Denia is rightly proud of its cuisine where local fish, shellfish and rice from nearby Pego take centre stage. The Denia red prawn is a popular, albeit expensive, delicacy. Each year, international chefs compete in a cookery competition held in Denia featuring the exquisite red prawn.

To get a fantastic overview of Denia, a climb up the narrow streets to the castle is highly recommended. This important landmark serves as a reminder of the town’s historic importance when the Moors ruled this part of Spain from the 8th to the 13th century.

The town was also once an important player in Spain’s toy industry in the early 20th century. Examples of vintage tin cars, wooden dolls’ houses and other old-fashioned toys are found in the Denia Toy Museum housed in the former railway station.

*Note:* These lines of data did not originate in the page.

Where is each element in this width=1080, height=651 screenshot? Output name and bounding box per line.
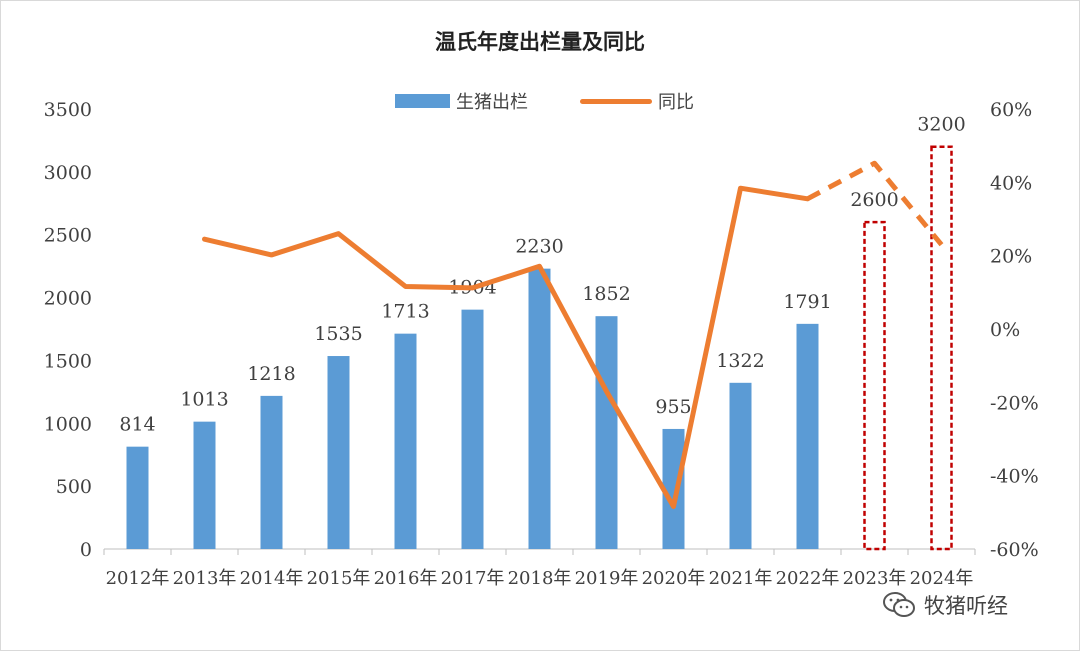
legend-bar-label: 生猪出栏 xyxy=(456,92,528,113)
bar-data-label: 2230 xyxy=(515,236,563,258)
bar xyxy=(796,323,819,549)
y-right-tick-label: 20% xyxy=(990,246,1032,268)
bar-data-label: 955 xyxy=(655,396,691,418)
watermark: 牧猪听经 xyxy=(882,590,1008,620)
bar-data-label: 1218 xyxy=(247,363,295,385)
x-tick-label: 2019年 xyxy=(575,568,639,589)
x-tick-label: 2024年 xyxy=(910,568,974,589)
x-tick-label: 2020年 xyxy=(642,568,706,589)
wechat-icon xyxy=(883,592,915,617)
x-tick-label: 2013年 xyxy=(173,568,237,589)
y-left-tick-label: 0 xyxy=(80,539,92,561)
legend-line-label: 同比 xyxy=(658,92,694,113)
y-left-tick-label: 2000 xyxy=(44,288,92,310)
y-right-tick-label: -40% xyxy=(990,466,1039,488)
y-left-tick-label: 1500 xyxy=(44,350,92,372)
x-tick-label: 2012年 xyxy=(106,568,170,589)
x-tick-label: 2018年 xyxy=(508,568,572,589)
y-left-tick-label: 3000 xyxy=(44,162,92,184)
bar-data-label: 1013 xyxy=(180,389,228,411)
bar-data-label: 1713 xyxy=(381,301,429,323)
x-tick-label: 2014年 xyxy=(240,568,304,589)
x-tick-label: 2021年 xyxy=(709,568,773,589)
bar-data-label: 2600 xyxy=(850,189,898,211)
x-tick-label: 2016年 xyxy=(374,568,438,589)
y-left-tick-label: 1000 xyxy=(44,413,92,435)
bar-data-label: 3200 xyxy=(917,114,965,136)
yoy-line-series xyxy=(202,185,810,509)
x-tick-label: 2022年 xyxy=(776,568,840,589)
x-tick-label: 2015年 xyxy=(307,568,371,589)
legend-item-bar: 生猪出栏 xyxy=(395,88,528,114)
bar xyxy=(394,333,417,549)
bar xyxy=(461,309,484,549)
x-tick-label: 2017年 xyxy=(441,568,505,589)
bar-data-label: 1791 xyxy=(783,291,831,313)
bar xyxy=(729,382,752,549)
yoy-line-projected xyxy=(806,160,944,247)
x-tick-label: 2023年 xyxy=(843,568,907,589)
bar-data-label: 1322 xyxy=(716,350,764,372)
bar-data-label: 1535 xyxy=(314,323,362,345)
bar xyxy=(126,446,149,549)
y-right-tick-label: -20% xyxy=(990,392,1039,414)
y-left-tick-label: 500 xyxy=(56,476,92,498)
bar-data-label: 1852 xyxy=(582,283,630,305)
legend-line-swatch xyxy=(580,98,652,104)
y-left-tick-label: 2500 xyxy=(44,225,92,247)
chart-title: 温氏年度出栏量及同比 xyxy=(435,30,645,54)
bar-data-label: 814 xyxy=(119,414,155,436)
bar xyxy=(260,395,283,549)
bar-projected xyxy=(863,220,886,551)
bar xyxy=(528,268,551,549)
bar xyxy=(327,356,350,549)
y-left-tick-label: 3500 xyxy=(44,99,92,121)
legend-item-line: 同比 xyxy=(580,88,694,114)
bar xyxy=(662,428,685,549)
y-right-tick-label: 60% xyxy=(990,99,1032,121)
legend-bar-swatch xyxy=(395,94,450,108)
watermark-text: 牧猪听经 xyxy=(924,594,1008,618)
legend: 生猪出栏 同比 xyxy=(395,88,746,114)
bar xyxy=(595,316,618,549)
y-right-tick-label: 0% xyxy=(990,319,1020,341)
bar-projected xyxy=(930,145,953,551)
bar xyxy=(193,421,216,549)
y-right-tick-label: 40% xyxy=(990,172,1032,194)
y-right-tick-label: -60% xyxy=(990,539,1039,561)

Denia’s fiestas are also a major attraction, particularly the fiery fallas held in March when giant satirical statues made of papier-mache are put up in the streets and burned.

Bous a la mar – bulls to the sea – is a controversial fiesta held in July when bulls run through the streets of Denia into a makeshift bullring where revelers try to entice them to jump into the sea.

The re-enactment of the Moors and Christians involving noisy running battles in the streets is held in August.

Denia’s fiestas, cuisine and attractive monuments have found favour with expats and holidaymakers from across Europe and South America but particularly with British, German, French and Dutch residents.

It has a population of about 44,000 residents, of whom 77% are Spanish.

The number of people in Denia more than doubles in the summer as it is a popular holiday destination. As well as tourists from abroad, many families from Madrid have second homes in Denia so they can escape from the scorching city heat during the school holidays.

The town is just off the AP7 toll road and N332 coastal road linking Denia to Valencia and Alicante, which are both about 90kms from the resort. Valencia and Alicante have international airports used by low-cost airlines including EasyJet and Ryanair.

There is also a slow train from Denia to Benidorm, where you can pick up another train to Alicante. Although it takes 70 minutes to get to Benidorm, passengers can enjoy great coastal and rural views along the journey.

Property for sale in Denia ranges from bargain-priced town centre apartments to millionaire’s villas. Popular homes include historic townhouses, apartments with communal pools on urbanisations close to the beach, front-line beach villas in Las Marinas or Las Rotas, or homes on the Montgo mountain, many of which enjoy fabulous coastal views.